The story delves intricately into the ups and downs of the lives of his uncle and aunt. The text is frequently interspersed with photographs, letters, anecdotes based on Shanti’s interviews with the author, and other sources.
Between the Covers | Jilly Cooper on sex, socialising and survival
Someone described this book, Between the Covers, as a great time killer during lockdown. It is a re-hash of many of the articles she wrote as a much-loved newspaper columnist covering everything to do with sex, socialising and survival – from marriage, friendship and the minutiae of family life, to the tedium of going to visit people for the weekend, the stress of hosting dinner parties and the descent of middle age.
Jilly Cooper never fails to make you laugh and this may be a bit of light relief over the Christmas period. It is a short book so won’t take you long to read. It will take you back to a bygone period which our young would not be able to understand.
Small Pleasures | Clare Chambers
The novel, Small Pleasures, centres on Jean Swinney, a woman approaching 40 whose prospects of fulfilment have begun to fade. Jean cares for a neurotic, suffocatingly dependent mother, while dealing with the mundanities of her job at the local newspaper. There she is relied upon to pen housekeeping tips and dutiful celebrations of National Salad Week.
A more promising commission arises when Jean’s editor suggests that she interview “Our Lady of Sidcup”, a Swiss-German seamstress named Gretchen Tilbury who claims to have given birth to a daughter without the involvement of a man. Jean is instantly charmed by Gretchen’s congeniality, which is shared by that of the supposed miracle, her 10-year-old daughter, Margaret. She is less immediately taken with Gretchen’s dour and significantly older husband, Howard, whose insistence that he had no hand in Margaret’s conception appears to be borne out by the fact that the couple maintain separate beds.

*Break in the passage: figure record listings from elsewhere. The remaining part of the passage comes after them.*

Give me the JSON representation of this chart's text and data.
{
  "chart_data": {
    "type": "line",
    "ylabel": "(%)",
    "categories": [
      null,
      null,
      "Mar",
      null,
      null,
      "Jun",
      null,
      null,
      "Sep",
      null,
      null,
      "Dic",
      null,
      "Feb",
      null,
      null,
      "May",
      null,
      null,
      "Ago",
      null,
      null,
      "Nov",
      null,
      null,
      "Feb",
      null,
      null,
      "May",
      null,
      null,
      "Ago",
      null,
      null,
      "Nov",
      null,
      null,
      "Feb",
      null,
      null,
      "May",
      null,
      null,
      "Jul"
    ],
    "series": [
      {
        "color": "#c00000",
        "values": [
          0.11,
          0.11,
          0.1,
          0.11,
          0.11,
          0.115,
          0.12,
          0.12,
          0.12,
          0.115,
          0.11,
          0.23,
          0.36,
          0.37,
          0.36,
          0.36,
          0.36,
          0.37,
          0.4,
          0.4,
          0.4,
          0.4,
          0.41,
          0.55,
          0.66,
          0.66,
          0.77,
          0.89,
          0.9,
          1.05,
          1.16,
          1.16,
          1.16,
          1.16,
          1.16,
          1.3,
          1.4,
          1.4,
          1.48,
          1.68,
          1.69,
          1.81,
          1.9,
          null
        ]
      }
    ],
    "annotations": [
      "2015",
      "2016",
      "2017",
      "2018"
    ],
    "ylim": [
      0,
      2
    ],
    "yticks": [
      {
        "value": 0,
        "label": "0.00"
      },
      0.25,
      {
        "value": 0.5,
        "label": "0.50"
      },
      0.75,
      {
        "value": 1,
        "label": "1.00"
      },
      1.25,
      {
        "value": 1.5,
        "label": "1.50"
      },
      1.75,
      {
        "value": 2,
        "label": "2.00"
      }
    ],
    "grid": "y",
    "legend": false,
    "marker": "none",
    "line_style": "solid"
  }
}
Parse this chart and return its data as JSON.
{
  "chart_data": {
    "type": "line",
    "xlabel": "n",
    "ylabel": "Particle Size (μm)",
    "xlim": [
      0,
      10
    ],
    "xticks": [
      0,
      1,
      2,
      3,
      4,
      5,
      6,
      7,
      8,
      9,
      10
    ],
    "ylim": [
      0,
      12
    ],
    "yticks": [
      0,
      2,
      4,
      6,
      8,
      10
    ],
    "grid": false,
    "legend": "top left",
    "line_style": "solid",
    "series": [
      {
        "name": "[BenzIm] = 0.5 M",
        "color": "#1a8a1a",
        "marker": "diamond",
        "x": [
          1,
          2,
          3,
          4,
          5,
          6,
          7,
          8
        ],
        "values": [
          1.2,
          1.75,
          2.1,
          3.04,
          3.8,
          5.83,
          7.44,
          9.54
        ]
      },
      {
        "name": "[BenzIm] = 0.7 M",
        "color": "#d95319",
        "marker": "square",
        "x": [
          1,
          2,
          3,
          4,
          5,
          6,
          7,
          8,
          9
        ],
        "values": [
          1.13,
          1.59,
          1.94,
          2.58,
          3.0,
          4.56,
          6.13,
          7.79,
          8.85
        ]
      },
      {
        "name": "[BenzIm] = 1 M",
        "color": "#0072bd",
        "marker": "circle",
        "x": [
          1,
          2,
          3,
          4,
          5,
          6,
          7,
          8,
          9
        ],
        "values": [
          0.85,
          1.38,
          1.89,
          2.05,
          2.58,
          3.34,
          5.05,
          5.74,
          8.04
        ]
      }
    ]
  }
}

The narrative follows Jean as she attempts to substantiate Gretchen’s claim that, at the time of her daughter’s conception, she was suffering from severe rheumatoid arthritis and was confined to a women’s ward in a convent-run nursing home.
Chambers’ novel is set in a period before DNA testing could have provided conclusive proof and manages to keep the reader guessing to the end, although the chances of Gretchen being impregnated by an angel are admittedly remote. One can appreciate the novel for its quiet humour and compassionate consideration of the everyday, unfashionable and unloved. But in terms of revelation, it is probably too much to expect miracles.
The Midnight Library | Matt Haig
This book, The Midnight Library, has been a Number 1 Sunday Times bestseller.
When Nora Seed finds herself in the Midnight Library, she has a chance to make things right. Up until now, her life has been full of misery and regret. She feels she has let everyone down, including herself. But things are about to change.
The books in the Midnight Library enable Nora to live as if she had done things differently. With the help of an old friend, she can now undo every one of her regrets as she tries to work out her perfect life. But things aren’t always what she imagined they’d be, and soon her choices place the library and herself in extreme danger.
Before time runs out, she must answer the ultimate question: what is the best way to live?
Hamnet | Maggie O’Farrell
Hamnet has recently declared winner of the Women’s Prize for Fiction 2020. This is the story of Shakespeare’s son who died when he was 11 yrs old. As with all of Maggie O’Farrell’s books it is rich with description and even though you know the outcome of the story in the opening chapter you are still pulled in, willingly, to the scene and its ripple effects.
If you love historical fiction then you will love this one as the Elizabethan period is effectively described throughout. A well-deserved award winner.